Influenza therapeutics with new targets and mechanisms of action are urgently needed to combat potential new pandemics, emerging viruses, and constantly mutating circulating strains. We report here on discovery and structural characterization of potent peptidic and non-peptidic small-molecule inhibitors against influenza hemagglutinin (HA). Guided by structural knowledge of the interactions and mechanism of anti-stem broadly neutralizing antibodies (bnAbs) CR6261, CR9114 and FI6v3, we selected and optimized molecules that effectively mimic the bnAb functionality. Our lead compound neutralizes influenza A group 1 viruses by inhibiting HA-mediated fusion in vitro, protects mice against lethal and sublethal influenza challenge after oral administration, and effectively neutralizes virus infection in reconstituted 3D-cell culture of fully differentiated human bronchial epithelial cells. Co-crystal structures with H1 and H5 HAs reveal that the lead compound recapitulates the bnAb hotspot interactions.
Audience take away:
• We present proof-of-concept for antibody-guided, small molecule discovery. Starting from a well-characterized antibody with a desired activity profile, we selected and further improved a small molecule ‘antibody mimetic’ that recapitulates the antibody features in vitro and in vivo.

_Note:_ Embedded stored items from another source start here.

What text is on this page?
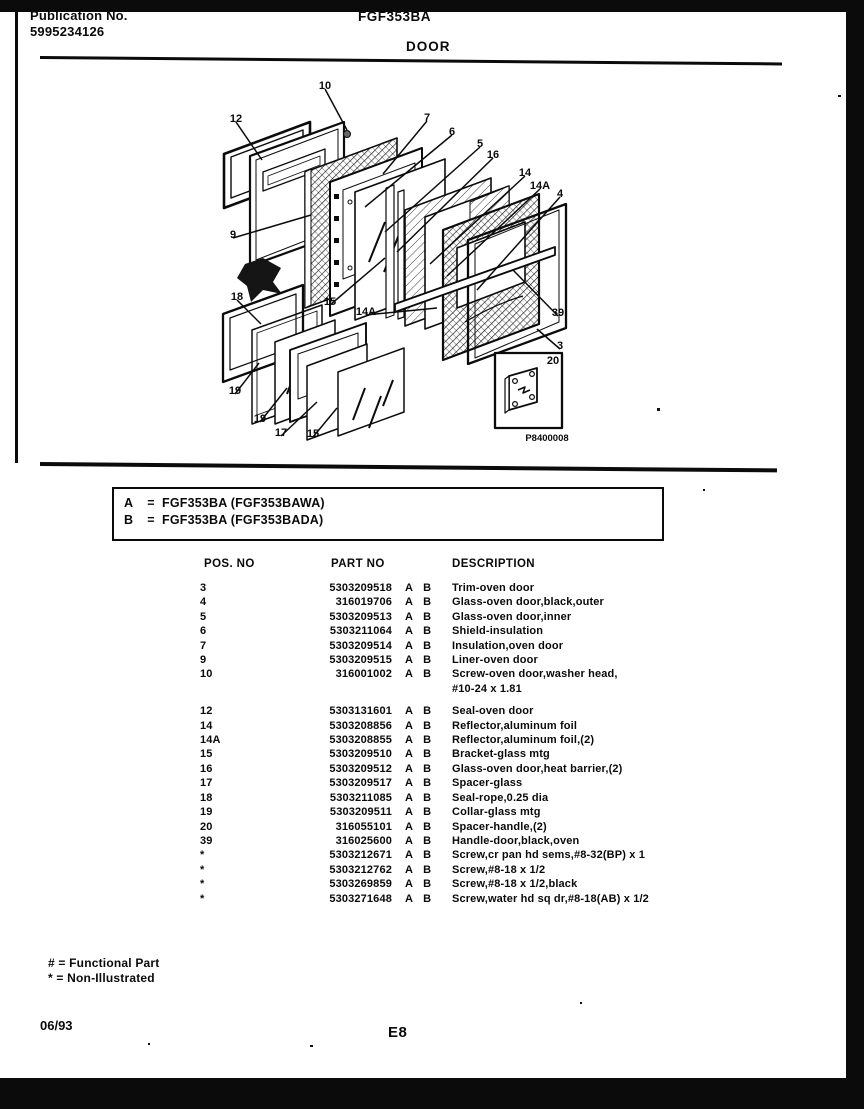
Publication No.
5995234126
FGF353BA
DOOR
P8400008
10
12	7
6
5
16
14
14A
4
9
18	15
14A
19
19
17 15
39
3
20
A	= FGF353BA (FGF353BAWA)
B	= FGF353BA (FGF353BADA)
POS. NO	PART NO	DESCRIPTION
3	5303209518 A B Trim-oven door
4	316019706 A B Glass-oven door,black,outer
5	5303209513 A B Glass-oven door,inner
6	5303211064 A B Shield-insulation
7	5303209514 A B Insulation,oven door
9	5303209515 A B Liner-oven door
10	316001002 A B Screw-oven door,washer head,
#10-24 x 1.81
12	5303131601 A B Seal-oven door
14	5303208856 A B Reflector,aluminum foil
14A	5303208855 A B Reflector,aluminum foil,(2)
15	5303209510 A B Bracket-glass mtg
16	5303209512 A B Glass-oven door,heat barrier,(2)
17	5303209517 A B Spacer-glass
18	5303211085 A B Seal-rope,0.25 dia
19	5303209511 A B Collar-glass mtg
20	316055101 A B Spacer-handle,(2)
39	316025600 A B Handle-door,black,oven
*	5303212671 A B Screw,cr pan hd sems,#8-32(BP) x 1
*	5303212762 A B Screw,#8-18 x 1/2
*	5303269859 A B Screw,#8-18 x 1/2,black
*	5303271648 A B Screw,water hd sq dr,#8-18(AB) x 1/2
# = Functional Part
* = Non-Illustrated
06/93	E8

• The approach addresses the common challenge of effective targeting biologically validated molecular targets by pharmaceutically relevant modalities. The success of this approach demonstrates the advantage of rigorously considering the targeted epitope-specific binding activity in close combination with the associated functional activity and mechanism of action, instead of focusing on potency alone. The strategy allows for the generation of robust structure-activity relationships, thereby yielding a great level of control over the pharmacodynamic and pharmacokinetic properties of the selected ligand classes.